Esse comentário de Verger ganha mais sentido se aliado às seguintes informações de Lawal, sobre a situação feminina: Desde que as mulheres no papel de mãe são idealizadas como amorosas, carinhosas e irrevogavelmente comprometidas com a proteção das vidas que elas trouxeram ao mundo, é irônico que essas mulheres sejam também acusadas de feitiçaria.
De acordo com Peter Morton-Williams, a identificação de feitiçaria com as mulheres pode estar relacionada com a poligamia típica dos iorubanos, em que há rivalidades, ciúmes mútuos e suspeitas; de um lado, encontra-se a co-esposa e seus filhos e, de outro, co-esposas e os parentes de seu marido. Sob essa atmosfera as mulheres demoram para engravidar, abortam; as desgraças, os infortúnios surgem como atos engendrados pelas outras co-esposas ou parentes hostis do marido.
Essas suspeitas desenvolvem-se em uma permanente "guerra-fria" em que todos participam dos rituais de proteção ou de agressividade. Em uma situação como essa uma mulher pode ser compelida a desenvolver os poderes ocultos para proteger tanto seus filhos como a si mesma (Lawal, 1996: 32).
A interpretação desses fatos ilumina o estreitamento das relações entre mães e filhos em detrimento das relações paternas. Na verdade, o que transparece é que os filhos gravitam em torno da mãe em uma interdependência totalizadora; inclusive o conflito entre irmãos do mesmo pai e de mães diferentes dá indicativos nessa direção.
Mas é sobretudo o fato da existência de uma verdadeira "guerra-fria" entre parentes, em que a mãe encontra-se sempre ao lado de seus filhos, para protegê-los, faz com que ela desenvolva poderes ocultos, transformando-se em feiticeira; indicando que as situações de conflito vividas pela mãe com seus filhos possibilitam o desenvolvimento de sentimentos maternos de tal monta que chega-se à feitiçaria como forma de proteção.
Na discussão entre instinto e sentimento, chamo Morin para fortalecer meus pensamentos, pois penetro em um território sagrado para o mundo ocidental, o do amor materno: A cultura insere-se completamente na regressão dos instintos (programas genéticos) e na progressão das competências organizacionais, reforçada simultaneamente por essa regressão (juvenilizante) e por essa progressão (cerebralizante) necessária a esta e aquela. Ela constitui um "tape-recorder", um capital organizacional, uma matriz informacional, apta a nutrir as competências cerebrais, a orientar estratégias heurísticas, a programar os comportamentos sociais (Morin, 1991: 85).

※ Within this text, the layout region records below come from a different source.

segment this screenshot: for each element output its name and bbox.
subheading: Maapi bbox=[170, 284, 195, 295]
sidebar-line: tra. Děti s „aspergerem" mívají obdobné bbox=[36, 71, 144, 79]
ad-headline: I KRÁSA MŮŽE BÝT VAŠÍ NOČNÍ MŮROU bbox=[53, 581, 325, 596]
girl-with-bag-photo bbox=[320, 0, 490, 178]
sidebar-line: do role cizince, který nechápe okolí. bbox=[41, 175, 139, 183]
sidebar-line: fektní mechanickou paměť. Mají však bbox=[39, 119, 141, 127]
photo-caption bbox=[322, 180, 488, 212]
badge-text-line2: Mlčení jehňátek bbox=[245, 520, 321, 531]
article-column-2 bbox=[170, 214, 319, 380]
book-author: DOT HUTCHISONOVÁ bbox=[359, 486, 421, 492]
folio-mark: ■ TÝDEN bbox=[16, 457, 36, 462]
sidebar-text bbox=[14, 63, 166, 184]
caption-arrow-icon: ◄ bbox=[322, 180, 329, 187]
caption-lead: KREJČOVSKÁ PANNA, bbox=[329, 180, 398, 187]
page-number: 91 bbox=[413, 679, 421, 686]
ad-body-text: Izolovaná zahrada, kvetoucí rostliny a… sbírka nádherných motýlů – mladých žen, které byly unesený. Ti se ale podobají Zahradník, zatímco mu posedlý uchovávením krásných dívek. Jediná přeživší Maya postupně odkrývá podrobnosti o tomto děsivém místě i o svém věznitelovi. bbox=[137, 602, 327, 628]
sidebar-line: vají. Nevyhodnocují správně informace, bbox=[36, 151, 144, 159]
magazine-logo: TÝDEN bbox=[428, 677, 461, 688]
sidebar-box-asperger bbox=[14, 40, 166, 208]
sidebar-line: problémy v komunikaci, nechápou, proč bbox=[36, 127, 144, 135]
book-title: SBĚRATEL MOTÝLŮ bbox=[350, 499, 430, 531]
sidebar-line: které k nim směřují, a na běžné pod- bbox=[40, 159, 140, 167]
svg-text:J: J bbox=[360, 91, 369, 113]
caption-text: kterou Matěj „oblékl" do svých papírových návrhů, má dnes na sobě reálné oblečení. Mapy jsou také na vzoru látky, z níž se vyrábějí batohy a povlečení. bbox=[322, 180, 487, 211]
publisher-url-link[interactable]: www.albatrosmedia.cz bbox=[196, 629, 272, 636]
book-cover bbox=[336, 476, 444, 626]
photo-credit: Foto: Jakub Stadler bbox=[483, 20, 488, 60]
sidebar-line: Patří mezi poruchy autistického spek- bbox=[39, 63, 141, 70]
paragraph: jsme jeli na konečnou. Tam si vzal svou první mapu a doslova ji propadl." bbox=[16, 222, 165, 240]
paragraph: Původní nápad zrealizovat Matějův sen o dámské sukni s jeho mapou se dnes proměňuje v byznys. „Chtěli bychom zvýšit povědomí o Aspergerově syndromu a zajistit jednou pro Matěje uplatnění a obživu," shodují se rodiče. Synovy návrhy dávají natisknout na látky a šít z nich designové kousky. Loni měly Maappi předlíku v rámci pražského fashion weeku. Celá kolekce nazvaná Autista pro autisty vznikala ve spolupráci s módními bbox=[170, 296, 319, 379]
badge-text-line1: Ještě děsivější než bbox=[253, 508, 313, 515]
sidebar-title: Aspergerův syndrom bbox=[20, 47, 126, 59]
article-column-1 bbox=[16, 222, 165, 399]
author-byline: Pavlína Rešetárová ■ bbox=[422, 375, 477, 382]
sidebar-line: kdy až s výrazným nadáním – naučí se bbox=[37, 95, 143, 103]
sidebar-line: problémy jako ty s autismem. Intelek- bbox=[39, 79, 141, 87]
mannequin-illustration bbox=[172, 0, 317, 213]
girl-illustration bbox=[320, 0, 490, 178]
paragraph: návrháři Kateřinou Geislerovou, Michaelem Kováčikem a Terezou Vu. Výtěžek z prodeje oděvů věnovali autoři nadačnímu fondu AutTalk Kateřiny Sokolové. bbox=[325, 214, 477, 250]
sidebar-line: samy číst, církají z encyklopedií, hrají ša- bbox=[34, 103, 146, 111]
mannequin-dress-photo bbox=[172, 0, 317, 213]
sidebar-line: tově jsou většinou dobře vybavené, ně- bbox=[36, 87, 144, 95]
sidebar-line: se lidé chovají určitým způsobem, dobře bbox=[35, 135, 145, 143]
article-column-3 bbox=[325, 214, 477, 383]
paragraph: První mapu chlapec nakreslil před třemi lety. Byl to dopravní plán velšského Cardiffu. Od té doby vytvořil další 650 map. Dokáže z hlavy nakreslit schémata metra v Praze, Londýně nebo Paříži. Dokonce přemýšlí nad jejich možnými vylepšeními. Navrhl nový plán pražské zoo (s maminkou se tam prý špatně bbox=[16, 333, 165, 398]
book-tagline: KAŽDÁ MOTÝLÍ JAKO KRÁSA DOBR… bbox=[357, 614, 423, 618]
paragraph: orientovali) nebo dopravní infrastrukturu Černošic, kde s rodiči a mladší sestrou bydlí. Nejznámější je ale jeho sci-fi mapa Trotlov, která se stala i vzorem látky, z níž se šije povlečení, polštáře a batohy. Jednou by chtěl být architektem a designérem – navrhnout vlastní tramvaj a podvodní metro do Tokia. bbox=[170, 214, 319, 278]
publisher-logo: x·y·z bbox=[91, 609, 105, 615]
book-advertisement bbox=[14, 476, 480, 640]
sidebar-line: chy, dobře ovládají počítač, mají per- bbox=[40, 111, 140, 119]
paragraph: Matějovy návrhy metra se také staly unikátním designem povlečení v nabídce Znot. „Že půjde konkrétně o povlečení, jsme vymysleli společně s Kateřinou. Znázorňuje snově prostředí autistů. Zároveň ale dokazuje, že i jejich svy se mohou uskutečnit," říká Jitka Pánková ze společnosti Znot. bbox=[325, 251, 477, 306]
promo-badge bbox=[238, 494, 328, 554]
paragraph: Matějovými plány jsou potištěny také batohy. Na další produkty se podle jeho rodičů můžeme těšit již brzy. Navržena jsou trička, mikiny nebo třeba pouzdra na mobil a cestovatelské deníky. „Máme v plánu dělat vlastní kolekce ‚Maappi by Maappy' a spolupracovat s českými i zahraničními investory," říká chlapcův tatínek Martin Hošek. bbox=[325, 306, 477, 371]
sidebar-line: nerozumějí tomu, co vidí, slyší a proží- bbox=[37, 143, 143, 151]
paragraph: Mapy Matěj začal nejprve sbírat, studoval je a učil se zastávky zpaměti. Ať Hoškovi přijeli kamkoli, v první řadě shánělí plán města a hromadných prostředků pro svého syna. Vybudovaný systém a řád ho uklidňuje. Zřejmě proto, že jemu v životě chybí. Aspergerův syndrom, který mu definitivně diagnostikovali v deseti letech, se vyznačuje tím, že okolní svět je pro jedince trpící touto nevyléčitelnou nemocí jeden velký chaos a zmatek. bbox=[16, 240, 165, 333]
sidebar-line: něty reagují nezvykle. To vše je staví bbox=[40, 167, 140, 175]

As aptidões substituem os programas estereotipados ou instintos, "mas elas só podem operacionalizar-se a partir da educação sócio-cultural e num meio social complexificado pela cultura" (Morin, 1991: 85).
É nessa perspectiva que entendo o desenvolvimento do sentimento materno entre as africanas. Em outras palavras, esse sentimento não é o instinto. No sapiens, tem-se a regressão instintual e a emergência de aptidões que se desenvolverão mais ou menos de acordo com a cultura através do processo de socialização. Não há dúvida de que as diferentes formas de família, com suas normas, fazem parte da diversidade cultural.
A poliginia parece possibilitar o desenvolvimento de sentimentos maternos diferenciados em relação à monogamia. Nesta última, a relação com o pai é mais próxima, pois existe a possibilidade de cuidados com a prole. Tanto é que, a partir da prática psicanalítica desenvolvida em uma clínica neuro-psiquiátrica na África Ocidental no período de 1962 a 1986, Ortigues e Ortigues (1984) revelam que na cultura africana é a mãe quem se relaciona corpo a corpo com a criança, sem intermediários.
Assim, no sapiens, tem-se a "aptidão natural para a cultura e a aptidão cultural para desenvolver a natureza humana" (Morin, 1991: 85). Esse aspecto, o do sentimento materno que envolve uma proteção sem limites entre as africanas fazendo com que se transformem em feiticeiras para salvaguardar a si mesmas e a seus filhos.